For many of us, Hillary Clinton’s 2016 candidacy for the Presidency was profoundly bittersweet. She was the first woman to win the nomination of a major political party, and she seemed destined to become the first female President. As we all know, that historic achievement was left painfully unfulfilled.
As the field of candidates for 2020 begins to take shape, we are witnessing a different sort of historical moment: for the first time, there are several highly qualified women competing for the nomination. As of this writing, four senators—Kamala Harris, Kristen Gillibrand, Amy Klobuchar, and Elizabeth Warren—have declared that they will seek the Presidency in 2020. Each of these women has distinguished themselves in the Senate and their careers at large, and each will be a serious contender for the Democratic nomination. This marks an enormous step forward, by which women can move beyond the novelty of running as a woman, and can instead center their campaigns on the policies and ideas that distinguish them as candidates.
The history of women running for the highest office in the land does not begin in 2016, however; it stretches all the way back to 1872, thanks to a woman named Victoria Woodhull. Woodhull was a women’s suffrage and “free love” activist, advocating for women’s ability to marry, divorce, and bear children without government interference. She was nominated by the short-lived Equal Rights Party to run for President in 1872. Though Woodhull didn’t receive any electoral votes, her candidacy served to bring women’s suffrage and equal rights into the mainstream.

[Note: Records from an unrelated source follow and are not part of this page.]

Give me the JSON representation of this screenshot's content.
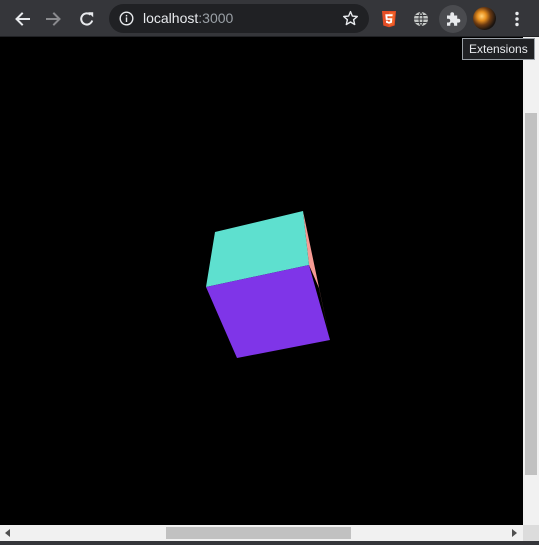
{
  "browser": {
    "url_host": "localhost",
    "url_port": ":3000",
    "tooltip": "Extensions"
  },
  "toolbar_icons": {
    "back": "arrow-left-icon",
    "forward": "arrow-right-icon",
    "reload": "reload-icon",
    "site_info": "info-icon",
    "bookmark": "star-icon",
    "html5_extension": "html5-icon",
    "globe_extension": "globe-icon",
    "extensions": "puzzle-icon",
    "profile": "avatar",
    "menu": "kebab-menu-icon"
  },
  "cube": {
    "top_face_color": "#5ee0cf",
    "front_face_color": "#7f35e8",
    "side_face_color": "#f79b94"
  },
  "colors": {
    "toolbar_bg": "#35363a",
    "omnibox_bg": "#202124",
    "page_bg": "#000000",
    "scrollbar_track": "#f1f1f1",
    "scrollbar_thumb": "#c1c1c1"
  }
}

It wouldn’t be until almost a century later, in 1964, that another woman—a Republican, no less—entered the conversation. Margaret Chase Smith, a distinguished congresswoman who served in both the house and the Senate, was the first woman to be considered at a major party’s convention. Shortly thereafter, Shirley Chisholm was the first black candidate for the office, and the first woman to vie for the Democratic nomination in 1972. Geraldine Ferraro and Sarah Palin were on the ballot as vice presidential candidates in 1984 and 2008, respectively. Women were inching ever-closer to the Presidency, culminating in Hillary Clinton clinching the democratic nomination in 2016. The only obstacle left was to break the final glass ceiling.

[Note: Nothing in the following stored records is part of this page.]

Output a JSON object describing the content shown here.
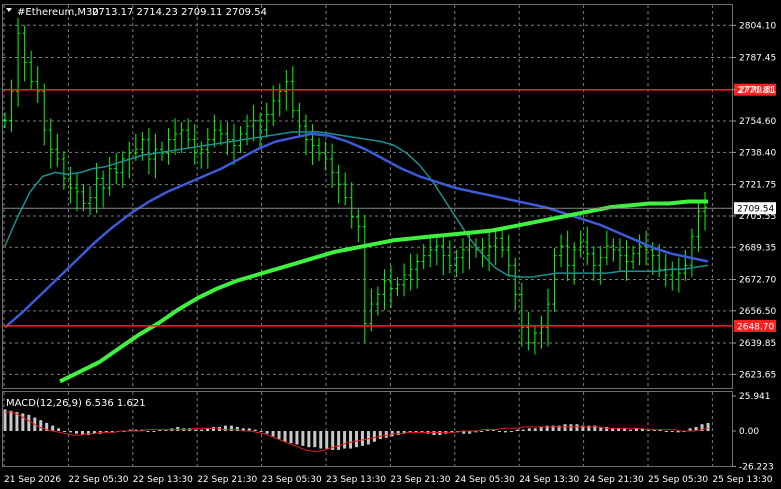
{
  "header": {
    "symbol": "#Ethereum,M30",
    "ohlc": "2713.17 2714.23 2709.11 2709.54"
  },
  "macd": {
    "label": "MACD(12,26,9) 6.536 1.621",
    "ticks": [
      "25.941",
      "0.00",
      "-26.223"
    ],
    "histogram": [
      16,
      15,
      14,
      13,
      12,
      10,
      8,
      6,
      4,
      2,
      0,
      -1,
      -2,
      -3,
      -3,
      -2,
      -2,
      -1,
      -1,
      0,
      0,
      1,
      1,
      1,
      0,
      0,
      1,
      1,
      2,
      3,
      2,
      2,
      1,
      1,
      2,
      3,
      3,
      4,
      4,
      3,
      2,
      2,
      1,
      0,
      -2,
      -4,
      -6,
      -8,
      -9,
      -10,
      -11,
      -12,
      -12,
      -13,
      -13,
      -14,
      -14,
      -13,
      -13,
      -12,
      -11,
      -10,
      -8,
      -6,
      -5,
      -4,
      -3,
      -2,
      -1,
      0,
      -1,
      -2,
      -3,
      -3,
      -2,
      -1,
      -1,
      -2,
      -2,
      -1,
      0,
      1,
      1,
      0,
      -1,
      0,
      1,
      1,
      2,
      2,
      3,
      4,
      4,
      4,
      5,
      5,
      5,
      4,
      4,
      4,
      3,
      3,
      2,
      2,
      2,
      1,
      2,
      2,
      1,
      1,
      1,
      0,
      0,
      -1,
      0,
      2,
      3,
      5,
      6
    ],
    "signal": [
      14,
      14,
      12,
      9,
      6,
      3,
      1,
      0,
      -1,
      -2,
      -3,
      -3,
      -2,
      -2,
      -1,
      -1,
      -1,
      0,
      0,
      0,
      0,
      1,
      1,
      1,
      1,
      1,
      1,
      1,
      2,
      2,
      2,
      2,
      1,
      1,
      1,
      0,
      0,
      -1,
      -2,
      -4,
      -6,
      -8,
      -10,
      -12,
      -14,
      -15,
      -15,
      -14,
      -12,
      -11,
      -9,
      -8,
      -7,
      -6,
      -5,
      -4,
      -3,
      -2,
      -2,
      -1,
      -1,
      -1,
      -1,
      -1,
      -1,
      -1,
      -1,
      0,
      0,
      0,
      1,
      1,
      1,
      2,
      2,
      2,
      3,
      3,
      3,
      3,
      3,
      3,
      3,
      3,
      3,
      3,
      3,
      3,
      2,
      2,
      2,
      2,
      2,
      2,
      1,
      1,
      1,
      1,
      1,
      0,
      0,
      0,
      1,
      2
    ]
  },
  "chart_data": {
    "type": "line",
    "title": "#Ethereum,M30",
    "price_axis": {
      "ylim": [
        2616.6,
        2814.6
      ],
      "ticks": [
        2804.1,
        2787.45,
        2770.81,
        2754.6,
        2738.4,
        2721.75,
        2705.55,
        2689.35,
        2672.7,
        2656.5,
        2639.85,
        2623.65
      ],
      "tick_labels": [
        "2804.10",
        "2787.45",
        "2770.81",
        "2754.60",
        "2738.40",
        "2721.75",
        "2705.55",
        "2689.35",
        "2672.70",
        "2656.50",
        "2639.85",
        "2623.65"
      ]
    },
    "x_tick_labels": [
      "21 Sep 2026",
      "22 Sep 05:30",
      "22 Sep 13:30",
      "22 Sep 21:30",
      "23 Sep 05:30",
      "23 Sep 13:30",
      "23 Sep 21:30",
      "24 Sep 05:30",
      "24 Sep 13:30",
      "24 Sep 21:30",
      "25 Sep 05:30",
      "25 Sep 13:30"
    ],
    "horizontal_levels": [
      {
        "value": 2770.81,
        "label": "2770.81",
        "color": "#ff2020"
      },
      {
        "value": 2648.7,
        "label": "2648.70",
        "color": "#ff2020"
      }
    ],
    "current_price": {
      "value": 2709.54,
      "label": "2709.54"
    },
    "close": [
      2755,
      2770,
      2800,
      2785,
      2775,
      2770,
      2750,
      2740,
      2735,
      2725,
      2720,
      2718,
      2712,
      2715,
      2725,
      2720,
      2730,
      2728,
      2735,
      2738,
      2740,
      2745,
      2735,
      2740,
      2738,
      2745,
      2748,
      2750,
      2745,
      2738,
      2740,
      2745,
      2750,
      2748,
      2745,
      2742,
      2748,
      2752,
      2755,
      2750,
      2758,
      2765,
      2770,
      2775,
      2760,
      2752,
      2745,
      2742,
      2738,
      2735,
      2728,
      2722,
      2715,
      2705,
      2700,
      2650,
      2660,
      2665,
      2672,
      2668,
      2670,
      2675,
      2678,
      2682,
      2685,
      2688,
      2690,
      2685,
      2680,
      2684,
      2688,
      2690,
      2688,
      2685,
      2690,
      2694,
      2688,
      2680,
      2665,
      2648,
      2640,
      2645,
      2648,
      2660,
      2685,
      2690,
      2680,
      2688,
      2692,
      2686,
      2680,
      2684,
      2690,
      2688,
      2685,
      2682,
      2686,
      2690,
      2688,
      2685,
      2678,
      2675,
      2678,
      2676,
      2680,
      2695,
      2708,
      2710
    ],
    "series": [
      {
        "name": "MA fast",
        "color": "#1e8f8f",
        "values": [
          2690,
          2705,
          2718,
          2726,
          2728,
          2727,
          2728,
          2730,
          2731,
          2733,
          2735,
          2737,
          2738,
          2739,
          2740,
          2741,
          2742,
          2743,
          2744,
          2745,
          2746,
          2747,
          2748,
          2749,
          2749,
          2749,
          2748,
          2747,
          2746,
          2745,
          2744,
          2742,
          2738,
          2732,
          2724,
          2714,
          2704,
          2694,
          2686,
          2679,
          2675,
          2674,
          2674,
          2675,
          2676,
          2676,
          2676,
          2676,
          2676,
          2677,
          2677,
          2677,
          2677,
          2678,
          2678,
          2679,
          2680
        ]
      },
      {
        "name": "MA mid",
        "color": "#3d5ad8",
        "values": [
          2648,
          2656,
          2665,
          2674,
          2683,
          2692,
          2700,
          2707,
          2713,
          2718,
          2722,
          2726,
          2730,
          2735,
          2740,
          2744,
          2746,
          2748,
          2747,
          2744,
          2740,
          2735,
          2730,
          2726,
          2723,
          2720,
          2718,
          2716,
          2714,
          2712,
          2710,
          2707,
          2704,
          2701,
          2697,
          2693,
          2689,
          2686,
          2684,
          2682
        ]
      },
      {
        "name": "MA slow",
        "color": "#3ff23f",
        "values": [
          2620,
          2625,
          2630,
          2637,
          2644,
          2650,
          2657,
          2663,
          2668,
          2672,
          2675,
          2678,
          2681,
          2684,
          2687,
          2689,
          2691,
          2693,
          2694,
          2695,
          2696,
          2697,
          2698,
          2700,
          2702,
          2704,
          2706,
          2708,
          2710,
          2711,
          2712,
          2712,
          2713,
          2713
        ]
      }
    ]
  }
}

Clinton’s loss in 2016 was crushing, made all the worse by Donald Trump’s flagrant disregard for women and particularly women in power. Nonetheless, it would be a mistake to neglect the enormous progress that has been made since Victoria Woodhull sought the Presidency in 1872. Generations of women have fought to bring us to this historical moment, and the current array of eminently qualified women vying for the presidency in 2020 is nothing short of inspiring.